Brazil’s Central Bank Announced 14 CBDC Pilot Institutions, Including Big Banks
Key Points:
- The Banco Central de Brasil (Brazil’s Central Bank) recently announced that 14 parties had been chosen to participate in the South American country’s CBDC trial.
- At this point, the pilot is intended to explore the advantages of a digital real in a completely synthetic world.
- The bank got 36 interest offers from over 100 entities from a variety of financial industries.
Brazil’s Central Bank has chosen 14 banks to participate in the CBDC pilot project.
Major local private banks such as Bradesco, Buffett-backed Nubank, and Ita Unibanco are on the list, as is Brazil’s biggest lender, Banco do Brasil, and the local stock market B3. Visa and Microsoft are among the multinational corporations that have agreed to engage in the initiative.
According to the Bank Central de Brazil website, 36 ideas were submitted for the pilot. Moreover, by the middle of June, the chosen participants will be included in the “Real Digital Pilot.”

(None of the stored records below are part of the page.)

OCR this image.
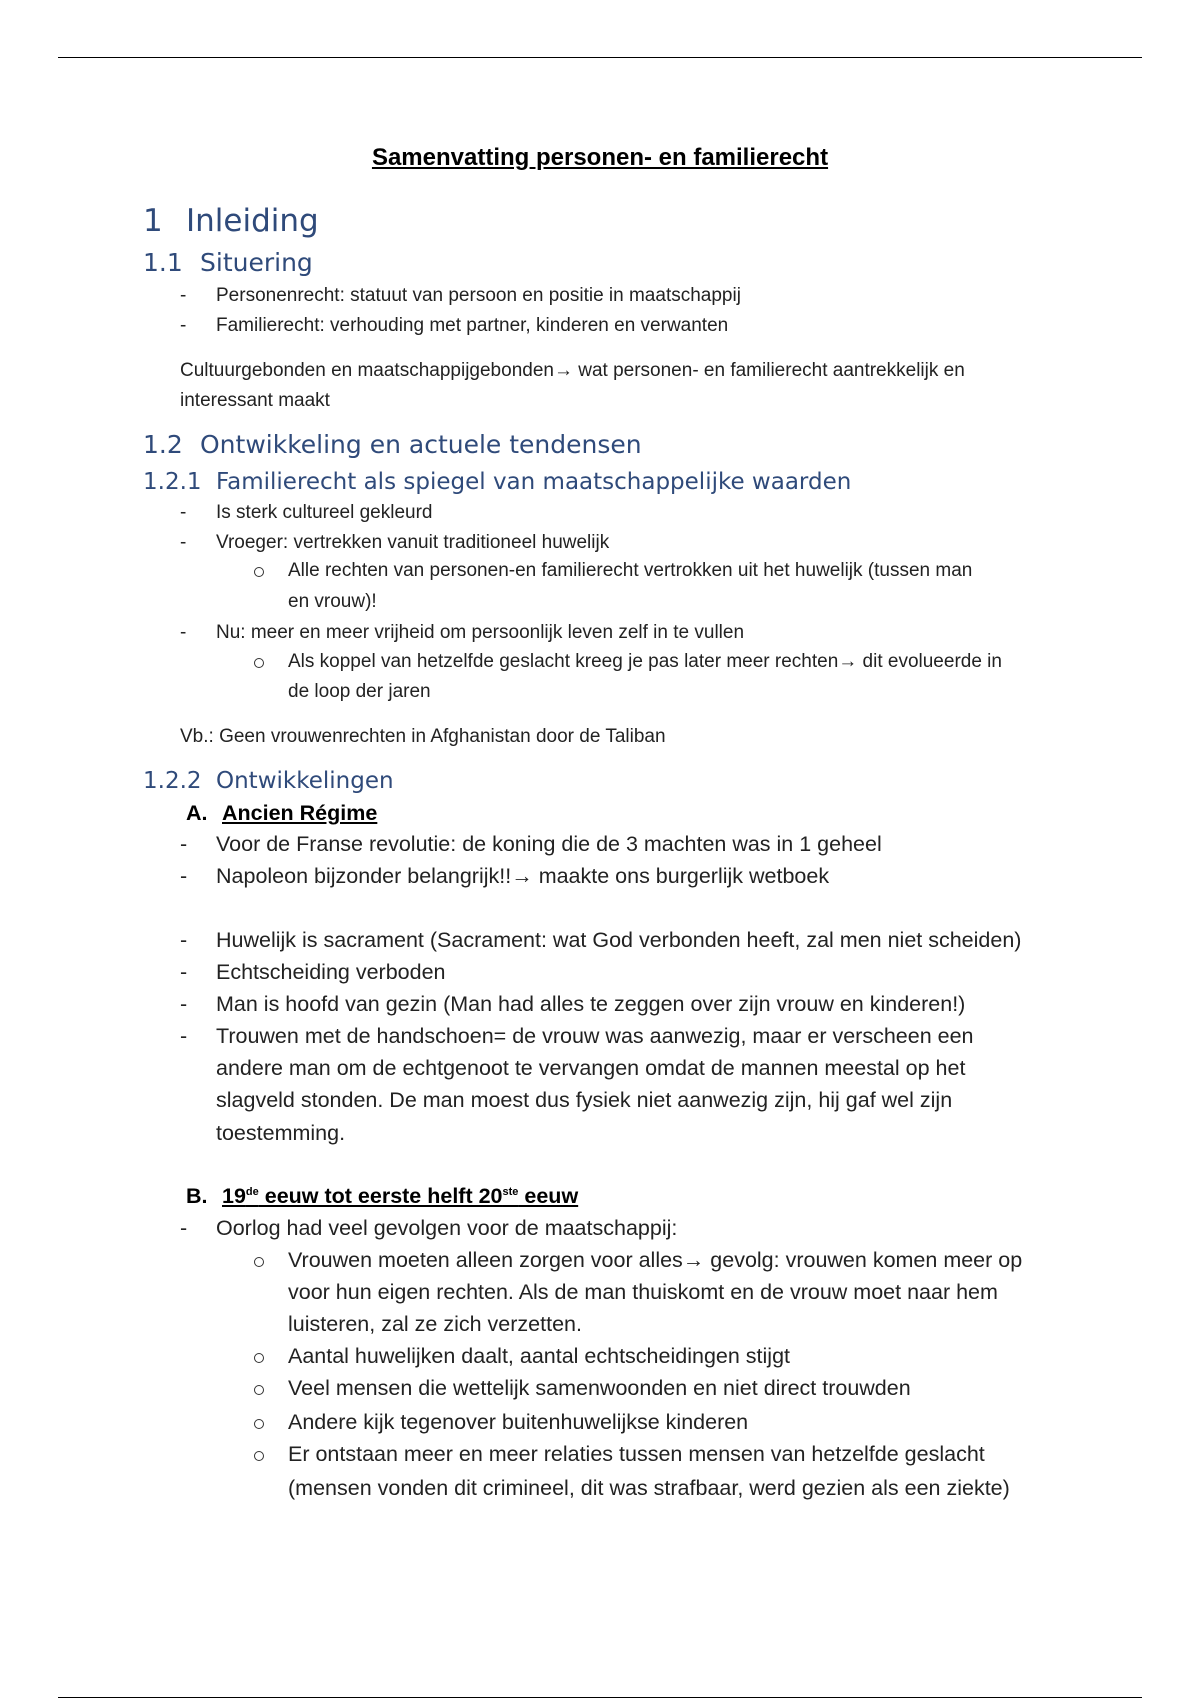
Samenvatting personen- en familierecht
1 Inleiding
1.1 Situering
- Personenrecht: statuut van persoon en positie in maatschappij
- Familierecht: verhouding met partner, kinderen en verwanten
Cultuurgebonden en maatschappijgebonden→ wat personen- en familierecht aantrekkelijk en
interessant maakt
1.2 Ontwikkeling en actuele tendensen
1.2.1 Familierecht als spiegel van maatschappelijke waarden
- Is sterk cultureel gekleurd
- Vroeger: vertrekken vanuit traditioneel huwelijk
Alle rechten van personen-en familierecht vertrokken uit het huwelijk (tussen man
en vrouw)!
- Nu: meer en meer vrijheid om persoonlijk leven zelf in te vullen
Als koppel van hetzelfde geslacht kreeg je pas later meer rechten→ dit evolueerde in
de loop der jaren
Vb.: Geen vrouwenrechten in Afghanistan door de Taliban
1.2.2 Ontwikkelingen
A. Ancien Régime
- Voor de Franse revolutie: de koning die de 3 machten was in 1 geheel
- Napoleon bijzonder belangrijk!!→ maakte ons burgerlijk wetboek
- Huwelijk is sacrament (Sacrament: wat God verbonden heeft, zal men niet scheiden)
- Echtscheiding verboden
- Man is hoofd van gezin (Man had alles te zeggen over zijn vrouw en kinderen!)
- Trouwen met de handschoen= de vrouw was aanwezig, maar er verscheen een
andere man om de echtgenoot te vervangen omdat de mannen meestal op het
slagveld stonden. De man moest dus fysiek niet aanwezig zijn, hij gaf wel zijn
toestemming.
B. 19de eeuw tot eerste helft 20ste eeuw
- Oorlog had veel gevolgen voor de maatschappij:
Vrouwen moeten alleen zorgen voor alles→ gevolg: vrouwen komen meer op
voor hun eigen rechten. Als de man thuiskomt en de vrouw moet naar hem
luisteren, zal ze zich verzetten.
Aantal huwelijken daalt, aantal echtscheidingen stijgt
Veel mensen die wettelijk samenwoonden en niet direct trouwden
Andere kijk tegenover buitenhuwelijkse kinderen
Er ontstaan meer en meer relaties tussen mensen van hetzelfde geslacht
(mensen vonden dit crimineel, dit was strafbaar, werd gezien als een ziekte)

According to prior reports, the Central Bank of Brazil announced in March this year the commencement of a CBDC pilot project, which is expected to be operational by the end of 2024.
The pilot is described by Brazil’s Central Bank as an experiment to examine the programmability advantages of a multi-asset Distributed Ledger Technology (DLT) platform for operations with tokenized assets. It will only be taught in a synthetic environment and will not include real-world transactions.
Brazil has been actively cooperating with many firms—traditional and from the cryptocurrency industry—for several years, in addition to entering the race to establish a CBDC in September 2022. Binance and Mastercard, for example, began issuing the former’s crypto debit card in early 2023.
For years, South America has been open to digital assets such as central-bank digital currencies and other cryptocurrencies. Although El Salvador was the first government in the world to accept Bitcoin as legal cash, it is far from the sole example of a crypto-friendly posture.
Notwithstanding this broad tendency, there has lately been a change in attitudes in several sections of the continent. Argentina, a South American nation, has lately begun to strike back against cryptocurrencies by prohibiting payment service providers from enabling digital asset transactions.